Berbicara soal akibat dari menabukan seks, saya sempat membaca artikel dari Reuters yang mengungkap mengenai survey yang dilakukan oleh beberapa organisasi mengenai kekerasan seksual. Survey tersebut mengeluarkan hasil yang cukup mencengangkan, bahwa 90% kekerasan seksual tidak dilaporkan, alasannya dikarenakan ketakutan akan penghakiman dan anggapan buruk dari publik jika kasusnya itu diketahui. 58% respondennya adalah perempuan, lalu diikuti oleh laki-laki dan transgender.

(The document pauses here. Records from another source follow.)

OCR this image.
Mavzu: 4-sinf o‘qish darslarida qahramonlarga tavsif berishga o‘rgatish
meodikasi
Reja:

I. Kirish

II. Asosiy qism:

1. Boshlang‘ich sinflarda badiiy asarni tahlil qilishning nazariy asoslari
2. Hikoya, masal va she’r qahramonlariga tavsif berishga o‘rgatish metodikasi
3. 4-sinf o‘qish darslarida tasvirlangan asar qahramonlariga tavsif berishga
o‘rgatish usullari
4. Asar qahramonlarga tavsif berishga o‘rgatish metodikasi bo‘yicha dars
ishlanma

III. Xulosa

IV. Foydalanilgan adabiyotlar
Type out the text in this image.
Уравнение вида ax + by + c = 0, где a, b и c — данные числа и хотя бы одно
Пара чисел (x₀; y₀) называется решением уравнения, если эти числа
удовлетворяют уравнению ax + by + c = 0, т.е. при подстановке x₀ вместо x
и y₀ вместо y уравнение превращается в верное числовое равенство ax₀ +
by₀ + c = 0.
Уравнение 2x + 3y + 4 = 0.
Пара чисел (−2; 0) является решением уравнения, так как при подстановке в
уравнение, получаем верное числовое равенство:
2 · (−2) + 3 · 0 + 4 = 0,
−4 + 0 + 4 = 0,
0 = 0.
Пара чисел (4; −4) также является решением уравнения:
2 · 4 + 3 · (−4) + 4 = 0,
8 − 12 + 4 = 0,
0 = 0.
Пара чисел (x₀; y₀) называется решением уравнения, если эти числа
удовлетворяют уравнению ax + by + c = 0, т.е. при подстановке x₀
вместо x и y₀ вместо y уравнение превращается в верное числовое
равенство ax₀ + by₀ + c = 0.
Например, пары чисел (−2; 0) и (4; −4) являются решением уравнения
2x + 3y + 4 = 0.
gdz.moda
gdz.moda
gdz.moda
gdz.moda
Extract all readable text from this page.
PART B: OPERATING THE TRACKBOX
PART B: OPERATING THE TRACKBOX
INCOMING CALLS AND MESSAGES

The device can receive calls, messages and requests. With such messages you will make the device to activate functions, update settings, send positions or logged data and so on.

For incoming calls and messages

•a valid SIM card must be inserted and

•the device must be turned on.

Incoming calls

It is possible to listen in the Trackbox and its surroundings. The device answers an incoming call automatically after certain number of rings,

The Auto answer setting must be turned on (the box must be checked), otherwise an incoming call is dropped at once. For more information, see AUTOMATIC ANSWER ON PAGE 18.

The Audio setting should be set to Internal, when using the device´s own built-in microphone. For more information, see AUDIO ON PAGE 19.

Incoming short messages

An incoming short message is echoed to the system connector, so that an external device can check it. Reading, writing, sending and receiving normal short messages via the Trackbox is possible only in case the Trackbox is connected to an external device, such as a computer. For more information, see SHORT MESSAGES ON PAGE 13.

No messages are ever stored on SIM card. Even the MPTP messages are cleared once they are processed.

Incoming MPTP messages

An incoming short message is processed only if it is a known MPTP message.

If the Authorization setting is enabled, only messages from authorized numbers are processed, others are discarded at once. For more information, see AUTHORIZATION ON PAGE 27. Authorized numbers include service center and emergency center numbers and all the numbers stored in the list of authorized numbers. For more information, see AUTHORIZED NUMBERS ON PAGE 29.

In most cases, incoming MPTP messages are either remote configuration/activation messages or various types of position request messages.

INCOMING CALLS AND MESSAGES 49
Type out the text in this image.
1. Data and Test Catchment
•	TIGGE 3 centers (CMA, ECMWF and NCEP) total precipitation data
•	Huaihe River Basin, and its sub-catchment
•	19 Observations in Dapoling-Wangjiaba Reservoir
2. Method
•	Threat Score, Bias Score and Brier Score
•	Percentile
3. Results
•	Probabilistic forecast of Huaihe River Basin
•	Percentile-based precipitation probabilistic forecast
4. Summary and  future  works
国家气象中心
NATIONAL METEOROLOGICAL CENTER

Memang, masalah seksual bukanlah sekedar masalah salah satu gender saja, namun ini masalah kita bersama. Dalam buku “Sebab kita semua gila seks” ini, Esther bermaksud mengajak para pembacanya untuk sedikit mempelajari hal-hal mengenai seksualitas yang dekat dengan kita, melalui sudut pandang Esther. Di bab-bab lain, ia juga menceritakan tentang laki-laki yang INSECURE dengan ukuran penisnya, atau alasan- alasan konyol dari orang-orang yang pernah ditemui Esther mengenai alasan kenapa mereka memilih seks tanpa kondom, bagaimana para lelaki mencari seks, hingga pengalaman Esther bercinta dengan makhluk halus. Mengenai bercinta dengan makhluk halus, memang tak masuk akal, bab ini saya anggap hanya sekadar intermezzo setelah agak serius membahas seks dengan makhluk yang dapat dilihat dan dirasakan secara fisik.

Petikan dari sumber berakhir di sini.